Даже гори я желанием бежать отсюда без оглядки, я все равно не сделал бы этого. Стоило лишь мне расслабиться, и мое тело отяжелело от усталости так, что у меня едва хватило сил кивнуть монаху в ответ.
Привалившись спиной к одной из бочек, я отрешенно уставился зрячим глазом в щель между бочками, что стояли передо мной. Отсюда мне открывался вид на часть двора и на конюшню, чьи ворота были распахнуты. Надо думать, канафирцы в ней тоже побывали, ведь они знают цену породистым лошадям, а у гранд-канцлера таковых было много.
Из конюшни все еще доносились испуганное конское ржание и фырканье. Возможно, они и привлекли сюда трех выживших гвардейцев, что объявились на заднем дворе вскоре после того, как ван Бьер отправился за своей тележкой. Гвардейцы крались вдоль забора с обнаженными клинками, но при взгляде на них было ясно: они бегут прочь из дворца, а не на выручку тем, кого когда-то поклялись защищать. Тем, кто еще имел шанс уцелеть, что, правда, к этому времени являлось бы уже настоящим чудом.

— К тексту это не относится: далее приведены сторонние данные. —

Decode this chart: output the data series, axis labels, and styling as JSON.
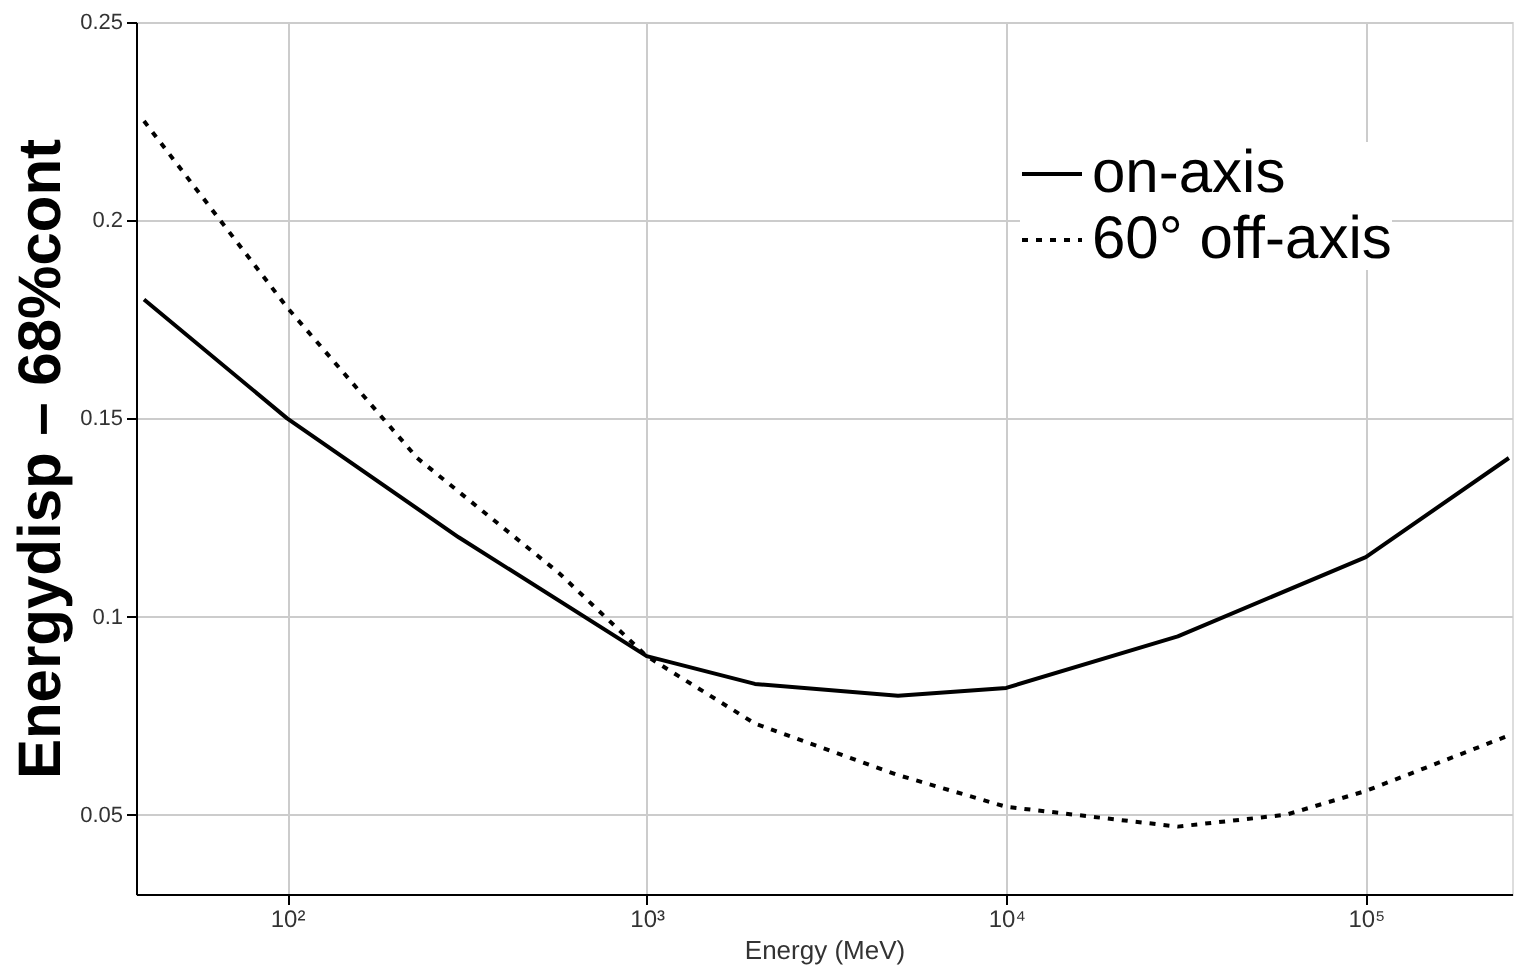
{
  "chart_data": {
    "type": "line",
    "xlabel": "Energy (MeV)",
    "ylabel": "Energydisp – 68%cont",
    "log": "x",
    "xlim": [
      38,
      255000
    ],
    "xticks": [
      {
        "value": 100,
        "label": "10²"
      },
      {
        "value": 1000,
        "label": "10³"
      },
      {
        "value": 10000,
        "label": "10⁴"
      },
      {
        "value": 100000,
        "label": "10⁵"
      }
    ],
    "ylim": [
      0.03,
      0.25
    ],
    "yticks": [
      0.05,
      0.1,
      0.15,
      0.2,
      0.25
    ],
    "grid": true,
    "legend": "top right",
    "marker": "none",
    "series": [
      {
        "name": "on-axis",
        "color": "#000000",
        "line_style": "solid",
        "x": [
          40,
          100,
          300,
          1000,
          2000,
          5000,
          10000,
          30000,
          100000,
          250000
        ],
        "values": [
          0.18,
          0.15,
          0.12,
          0.09,
          0.083,
          0.08,
          0.082,
          0.095,
          0.115,
          0.14
        ]
      },
      {
        "name": "60° off-axis",
        "color": "#000000",
        "line_style": "dotted",
        "x": [
          40,
          100,
          230,
          570,
          1000,
          2000,
          5000,
          10000,
          30000,
          60000,
          100000,
          250000
        ],
        "values": [
          0.225,
          0.178,
          0.14,
          0.111,
          0.09,
          0.073,
          0.06,
          0.052,
          0.047,
          0.05,
          0.056,
          0.07
        ]
      }
    ]
  }
}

Вот почему я не окликнул гвардейцев, хотя все они были мне знакомы. Подумал, что раз они не защитили моего отца, то с какой бы стати им продолжать защищать меня? Сам вид этих некогда крутых парней, что теперь крались задворками, будто воры, намекал, что лучше мне воздержаться от встречи с ними, так как вряд ли их это обрадует. Да и меня – тоже. Казалось, меня уже ничто и никогда не обрадует в жизни… Ну разве что возвращение Баррелия. Которое, однако, могло и не случится, если ему все-таки надоест возиться со мной.
Не исключено, что я заблуждался, и что на самом деле гвардейцы с радостью взяли бы меня с собой. Но все же принятое мною решение оказалось в итоге единственно верным и спасло мне жизнь.

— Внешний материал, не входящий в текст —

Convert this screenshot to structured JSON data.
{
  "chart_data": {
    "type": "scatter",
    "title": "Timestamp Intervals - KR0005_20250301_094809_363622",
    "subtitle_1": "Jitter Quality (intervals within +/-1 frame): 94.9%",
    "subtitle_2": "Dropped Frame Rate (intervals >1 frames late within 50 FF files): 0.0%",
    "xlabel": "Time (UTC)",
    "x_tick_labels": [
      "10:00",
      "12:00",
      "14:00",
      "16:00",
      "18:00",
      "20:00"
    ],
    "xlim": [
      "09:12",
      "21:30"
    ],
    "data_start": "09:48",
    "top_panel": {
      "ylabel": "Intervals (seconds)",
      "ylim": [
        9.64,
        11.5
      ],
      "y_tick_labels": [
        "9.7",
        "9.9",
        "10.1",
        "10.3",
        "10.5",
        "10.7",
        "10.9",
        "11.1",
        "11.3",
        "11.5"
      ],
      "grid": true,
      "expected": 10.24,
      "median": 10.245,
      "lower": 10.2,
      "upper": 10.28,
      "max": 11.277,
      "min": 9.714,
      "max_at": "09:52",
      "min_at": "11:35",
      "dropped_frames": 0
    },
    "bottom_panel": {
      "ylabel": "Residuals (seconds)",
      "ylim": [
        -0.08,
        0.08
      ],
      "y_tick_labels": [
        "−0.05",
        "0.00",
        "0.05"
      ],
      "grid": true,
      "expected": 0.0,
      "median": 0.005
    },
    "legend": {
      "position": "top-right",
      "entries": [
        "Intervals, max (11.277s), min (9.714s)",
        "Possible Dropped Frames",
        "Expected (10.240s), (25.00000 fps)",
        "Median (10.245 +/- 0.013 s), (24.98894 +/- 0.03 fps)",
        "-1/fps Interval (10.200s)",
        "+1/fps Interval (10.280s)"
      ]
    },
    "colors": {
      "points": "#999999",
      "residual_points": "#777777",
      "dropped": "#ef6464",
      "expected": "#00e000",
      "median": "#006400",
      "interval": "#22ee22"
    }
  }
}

Трое беглецов спешили, но не забывали об осторожности. И приближались к конюшне, прислушиваясь к каждому шороху. Впрочем, того, кто вышел из ее ворот, гвардейцы все равно не расслышали. И потому дружно обомлели, столкнувшись с этим врагом практически нос к носу.

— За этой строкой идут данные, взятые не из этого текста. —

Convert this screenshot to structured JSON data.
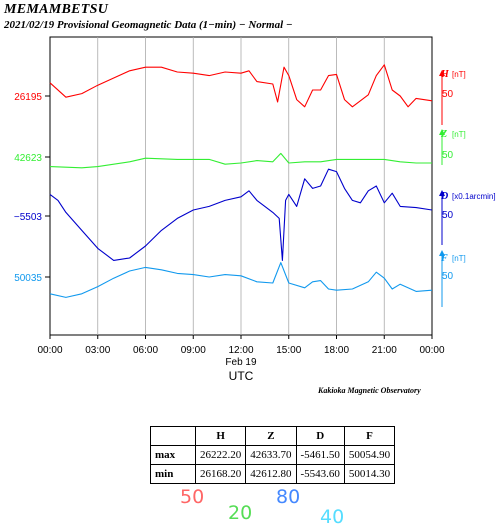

Облик у него был человеческий, а темная, как смоль, кожа выдавала в нем канафирца-южанина из Талетара. Вот только это был самый огромный канафирец, которого я когда-либо видел. Да еще и с крыльями!
Ошарашенный не меньше гвардейцев, я протер свой единственный зрячий глаз, но это и впрямь была не иллюзия. Чернокожий гигант обладал большими кожистыми крыльями, которые он сложил, перекинул через плечи и скрестил на груди, завернувшись в них, будто в короткую накидку. А концы своих крыл он заткнул за широкий пояс – наверное, так их было проще удерживать в этом положении. И еще у него было оружие, хотя раньше мне казалось, что подобным чудовищам – прислужникам Гнома, – хватает одних лишь когтей и зубов.
Когтей у этого демона не было. Видимо, поэтому он и носил с собой длинную палку с окованными железом концами. Чтобы орудовать такой, требовалась недюжинная сила. Не обязательно демоническая, но и обычной силенкой крылатый гигант был явно не обделен.
– Гарьялаббар! Науррмад! – пророкотал демон, оскалив белые зубы. Небольшие, как у человека, зато остроконечные. А дополняли жуткий портрет черной страхолюдины белки ее вытаращенных глаз, поблескивающие в свете факелов, что горели у входа в конюшню.
Я бы на месте гвардейцев тут же плюнул на все и пустился наутек. Но они, очевидно, сочли, что одолеют втроем одного противника, даром что крылатого. И, расступившись в стороны, дабы не мешать друг другу размахивать мечами, набросились на него все разом.
Несмотря на то, что солдаты полковника Дункеля позорно удирали из дворца, они по-прежнему были опытными, хорошо тренированными вояками. Это признавал даже кригариец, пускай он и не видел их в деле. Выстоял бы он сам в схватке с тремя гвардейцами, трудно сказать, но попотеть бы они его заставили. Чего нельзя сказать о демоне. Он не дрогнул, когда его атаковали сразу несколько противников. Напротив – охотно принял их вызов и шагнул им навстречу.